Spoon fills bamboo leave packet with rice
Yu fills the bamboo leaves with simple ingredients. They are often made with sticky rice, braised pork, shitake mushrooms, shallots and sometimes chest nuts or boiled eggs.

But many Taiwanese Americans rely on the more homemade taste from “aunties” — vendors who sell bah tsang through informal networks. It’s not a coincidence that bah tsang is sometimes translated as “Taiwanese tamales” — they circulate among Taiwanese and Chinese Americans in much the same way as tamales are sold in Latino communities.

Immigrants, usually women in their 50s or 60s with limited English skills, might ask their friends to solicit orders amongst their colleagues at high tech companies, Chinese language schools or other community groups.

“Sometimes an admin would sell them to make extra money,” says Jonathan Lee of the bah tsang economy at the New Jersey office of a Taiwanese-owned company where he used to work. “Each week, they would send out a registration sheet.” Lee says that even in Taiwan, many urban families don’t make their own bah tsang. It’s something more common in the rural communities in the southern part of the island.

Woman's hands gently closes bamboo leaf into a dumpling
“My daughter doesn’t have time [to make bah tsang],” says Yu, of Milpitas, Calif. “She lives in Wisconsin and her husband is Norwegian so they eat Western style.”

Other home cooks use secret Facebook groups where they post photos of the food with price lists and delivery information. But every known bah tsang vendor I contacted either denied selling them or refused to be interviewed about their business.

“My speculation is that they either are concerned with income tax or health department regulations,” says Pam Tsai, president of East Bay Taiwanese Association, a community group in the San Francisco Bay Area.

In the past, organizations such as hers have hosted bah tsang social events, where older immigrants taught younger American-born members of the community the age-old techniques. But Tsai says interest in the events has dwindled, so the program has been discontinued.

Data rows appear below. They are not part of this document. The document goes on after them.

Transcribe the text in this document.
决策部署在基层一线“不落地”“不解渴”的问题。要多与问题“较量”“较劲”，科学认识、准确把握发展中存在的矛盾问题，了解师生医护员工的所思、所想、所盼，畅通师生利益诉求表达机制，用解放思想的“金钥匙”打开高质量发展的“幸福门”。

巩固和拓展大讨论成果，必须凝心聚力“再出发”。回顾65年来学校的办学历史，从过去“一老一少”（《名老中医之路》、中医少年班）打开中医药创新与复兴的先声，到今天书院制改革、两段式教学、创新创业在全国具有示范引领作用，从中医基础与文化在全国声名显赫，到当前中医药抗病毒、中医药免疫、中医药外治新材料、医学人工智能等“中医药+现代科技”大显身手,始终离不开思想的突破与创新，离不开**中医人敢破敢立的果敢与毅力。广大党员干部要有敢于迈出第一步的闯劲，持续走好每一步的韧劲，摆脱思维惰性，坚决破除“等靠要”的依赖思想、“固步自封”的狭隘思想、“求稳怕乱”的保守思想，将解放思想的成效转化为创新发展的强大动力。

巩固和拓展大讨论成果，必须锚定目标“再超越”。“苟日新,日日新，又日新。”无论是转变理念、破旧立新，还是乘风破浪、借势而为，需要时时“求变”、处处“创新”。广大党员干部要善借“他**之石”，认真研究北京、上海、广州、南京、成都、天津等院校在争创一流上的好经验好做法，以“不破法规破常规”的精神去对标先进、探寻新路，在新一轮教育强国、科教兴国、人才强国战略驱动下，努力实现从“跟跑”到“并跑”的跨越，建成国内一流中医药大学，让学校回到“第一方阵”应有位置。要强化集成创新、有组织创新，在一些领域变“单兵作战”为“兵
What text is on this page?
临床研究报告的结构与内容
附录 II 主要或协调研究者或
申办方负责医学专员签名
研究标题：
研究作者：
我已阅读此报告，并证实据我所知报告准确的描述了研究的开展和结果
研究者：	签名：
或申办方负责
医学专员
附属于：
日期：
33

“My daughter doesn’t have time,” says Julie Yu of Milpitas, Calif. “She lives in Wisconsin and her husband is Norwegian so they eat Western style.”

Woman's hands tie string around bamboo leaf folded into package
Yu ties a string around a bundle of bah tsang. She’s now retired from the restaurant business and only makes a few dozen dumplings each year, mainly for her family.

Yu, 75, has been in the US since 1979 and wants to preserve the cultural institution of bah tsang, though. She includes detailed instructions for making the dumplings in Taiwanese Homestyle Cooking, which the North American Taiwanese Women’s Association published in 2013. Like a church cookbook, the spiral bound volume includes family recipes from women like Yu along with photos of the finished dishes.

Ho Chie Tsai, 44, founded the website, which features articles about cultural events and prominent Taiwanese in the US. Even he doesn’t make bah tsang. But it’s not because he doesn’t care for the tradition. One of the most popular gifts for donors to the site is a T-shirt that features a graphic of the iconic bundles above the words “wrap, steam, serve.”

For Tsai, eating a leaf-wrapped rice dumpling helps him understand his parents and the hardships their generation endured after World War II, when the island was under martial law and common people often didn’t have enough food to eat.

“It’s a handful with a little bit of everything,” says Tsai, making a fist. “And it’s just enough.”